In the late 1980s and early 1990s, the United Kingdom, Finland, Norway, and Sweden experienced peak to trough falls in prices of greater than 25 per cent. Sharper falls have been observed in some South and East Asian economies over the 1990s, particularly in Hong Kong and Japan.
….yet despite Gross invoking the specter of the Depression, these economies suffered only short, nasty recessions. UK GDP fell 2.5% in 1991 and 0.5% in 1992.. According to NATO, Finland had a steeper fall because its contraction was caused by economic overheating, depressed foreign markets, and the dismantling of the barter system between Finland and the former Soviet Union under which Soviet oil and gas had been exchanged for Finnish manufactured goods. Thus its fall in housing prices was more a consequence than a cause of its recession. Sweden similarly suffered from disruption of its trade relationship with the former USSR. Hong Kong has enjoyed high growth and volatile real estate prices, but the only year it had negative GDP growth was 1998, the year after its reunification with the mainland, when it suffered a major capital flight.
So while these economies all have different structures than the US, their experience nevertheless suggests that even severe housing recessions do not inflict long-term damage. I’d very much like to hear the views of those who have studied the international record more deeply, but this quick survey suggests the price of a housing recession is a sharp but short-lived real economy contraction.
Japan is the one example of an economy which socialized the costs of its bubble economy rather than have its citizens and institutions take too much pain. Recall that its housing and real estate bubbles of the late 1980s were far worse than ours. The Nikkei was 39,000 at its peak in 1989 (its recent high nearly 20 years later was only 18,000). A Tokyo luxury apartment (3 bedrooms, roughly 1100 square feet) in Hiroo Garden Hills in 1989 was worth $5 million (roughly $7.5 million in current dollars). Commercial real estate in Tokyo was if anything more inflated and Japanese banks, which did not do cash flow lending, would lend 100% against fictitious land values (for a host of reasons, mainly punitive taxes and an extreme attachment to real estate, central Tokyo real estate almost never traded).

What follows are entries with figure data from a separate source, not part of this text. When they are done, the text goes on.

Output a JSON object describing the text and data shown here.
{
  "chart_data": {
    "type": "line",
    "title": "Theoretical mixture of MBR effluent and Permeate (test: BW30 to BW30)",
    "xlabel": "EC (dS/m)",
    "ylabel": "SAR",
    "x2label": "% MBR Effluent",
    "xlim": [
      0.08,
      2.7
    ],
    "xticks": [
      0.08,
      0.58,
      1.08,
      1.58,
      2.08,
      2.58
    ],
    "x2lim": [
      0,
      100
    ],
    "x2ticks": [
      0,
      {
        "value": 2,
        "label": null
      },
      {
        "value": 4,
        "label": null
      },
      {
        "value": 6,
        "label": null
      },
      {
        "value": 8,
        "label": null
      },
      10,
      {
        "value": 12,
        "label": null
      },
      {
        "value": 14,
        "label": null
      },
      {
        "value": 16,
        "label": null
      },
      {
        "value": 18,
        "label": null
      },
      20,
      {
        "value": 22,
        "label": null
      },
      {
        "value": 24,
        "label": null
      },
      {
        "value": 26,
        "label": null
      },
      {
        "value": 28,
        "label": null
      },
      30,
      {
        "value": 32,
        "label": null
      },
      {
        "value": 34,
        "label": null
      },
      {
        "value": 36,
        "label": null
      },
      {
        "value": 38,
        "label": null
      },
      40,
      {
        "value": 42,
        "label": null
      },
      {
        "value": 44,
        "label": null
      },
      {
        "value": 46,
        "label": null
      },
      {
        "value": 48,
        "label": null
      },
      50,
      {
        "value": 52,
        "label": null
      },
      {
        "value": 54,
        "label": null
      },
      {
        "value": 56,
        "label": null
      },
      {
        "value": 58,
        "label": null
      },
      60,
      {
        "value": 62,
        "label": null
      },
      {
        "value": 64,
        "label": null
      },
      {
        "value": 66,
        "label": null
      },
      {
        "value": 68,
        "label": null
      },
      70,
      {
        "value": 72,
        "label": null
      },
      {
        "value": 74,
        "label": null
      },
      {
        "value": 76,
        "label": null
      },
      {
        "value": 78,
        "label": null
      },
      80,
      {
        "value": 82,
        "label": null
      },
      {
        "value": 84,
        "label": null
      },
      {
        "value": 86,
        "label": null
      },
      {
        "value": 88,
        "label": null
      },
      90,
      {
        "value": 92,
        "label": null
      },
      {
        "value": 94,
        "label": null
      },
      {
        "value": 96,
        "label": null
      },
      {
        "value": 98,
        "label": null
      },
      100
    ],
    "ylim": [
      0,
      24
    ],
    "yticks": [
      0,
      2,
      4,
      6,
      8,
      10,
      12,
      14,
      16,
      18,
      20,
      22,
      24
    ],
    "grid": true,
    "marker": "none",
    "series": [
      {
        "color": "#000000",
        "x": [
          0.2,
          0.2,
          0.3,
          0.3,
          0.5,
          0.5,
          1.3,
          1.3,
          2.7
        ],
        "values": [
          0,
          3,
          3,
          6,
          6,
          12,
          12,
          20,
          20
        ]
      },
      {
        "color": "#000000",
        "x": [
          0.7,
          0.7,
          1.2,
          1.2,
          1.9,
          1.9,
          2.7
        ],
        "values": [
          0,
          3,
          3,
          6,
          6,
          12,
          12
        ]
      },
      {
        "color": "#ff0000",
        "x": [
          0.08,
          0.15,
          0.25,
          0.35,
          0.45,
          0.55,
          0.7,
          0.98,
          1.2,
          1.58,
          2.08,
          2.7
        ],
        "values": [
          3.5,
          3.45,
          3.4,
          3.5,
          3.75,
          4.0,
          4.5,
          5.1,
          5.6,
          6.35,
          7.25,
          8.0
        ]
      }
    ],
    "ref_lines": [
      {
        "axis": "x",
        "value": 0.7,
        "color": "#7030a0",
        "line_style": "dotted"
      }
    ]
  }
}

Now the sheer magnitude of Japan’s bubble probably did make too much harsh medicine an unrealistic option. Most economists attribute Japan’s anemic growth of the 1990s to a combination of borderline deflation and the impact of an aging population. But keeping bank assets tied up in bad loans has also played a role. It wasn’t until 1995, for example, that the Ministry of Finance deviated from its “no failure” policy and allowed some small insolvent institutions to close and not until 1997 that the insolvencyy of the fourth largest securities firm, Yamaichi, forced MOF to accept a more Darwinian model. A recent Economist article states that it has taken the banks 17 years to work off the bad debts. But my Japanese colleagues point out that the cost of being preoccupied that long with workouts is that the skill level of Japanese financial institutions is behind that of Western firms. Now that they are free to compete, finally, they will find it an uphill battle.
Japan provides a warning in another respect: if the powers that be take steps that have the effect of keeping our bubble going, we may hit the point, like Japan, that we have to socialize the losses, that the costs of an unraveling are too high. But Japan had the luxury of sorting itself out at a time when the rest of the world was experiencing solid growth. And cynics point out that it may have served Japan to play up its image as a basket case, so as to keep the West from getting upset at its chronic trade surpluses.
But now, the bubble isn’t just in a few asset classes in a couple of (admittedly large) economies. Thanks to greater integration of financial markets, asset inflation is substantial and involves more countries and asset classes. If we keep rolling it forward and eventually, collectively, have to socialize the costs of an even greater unwind, who will be left to be an engine of growth?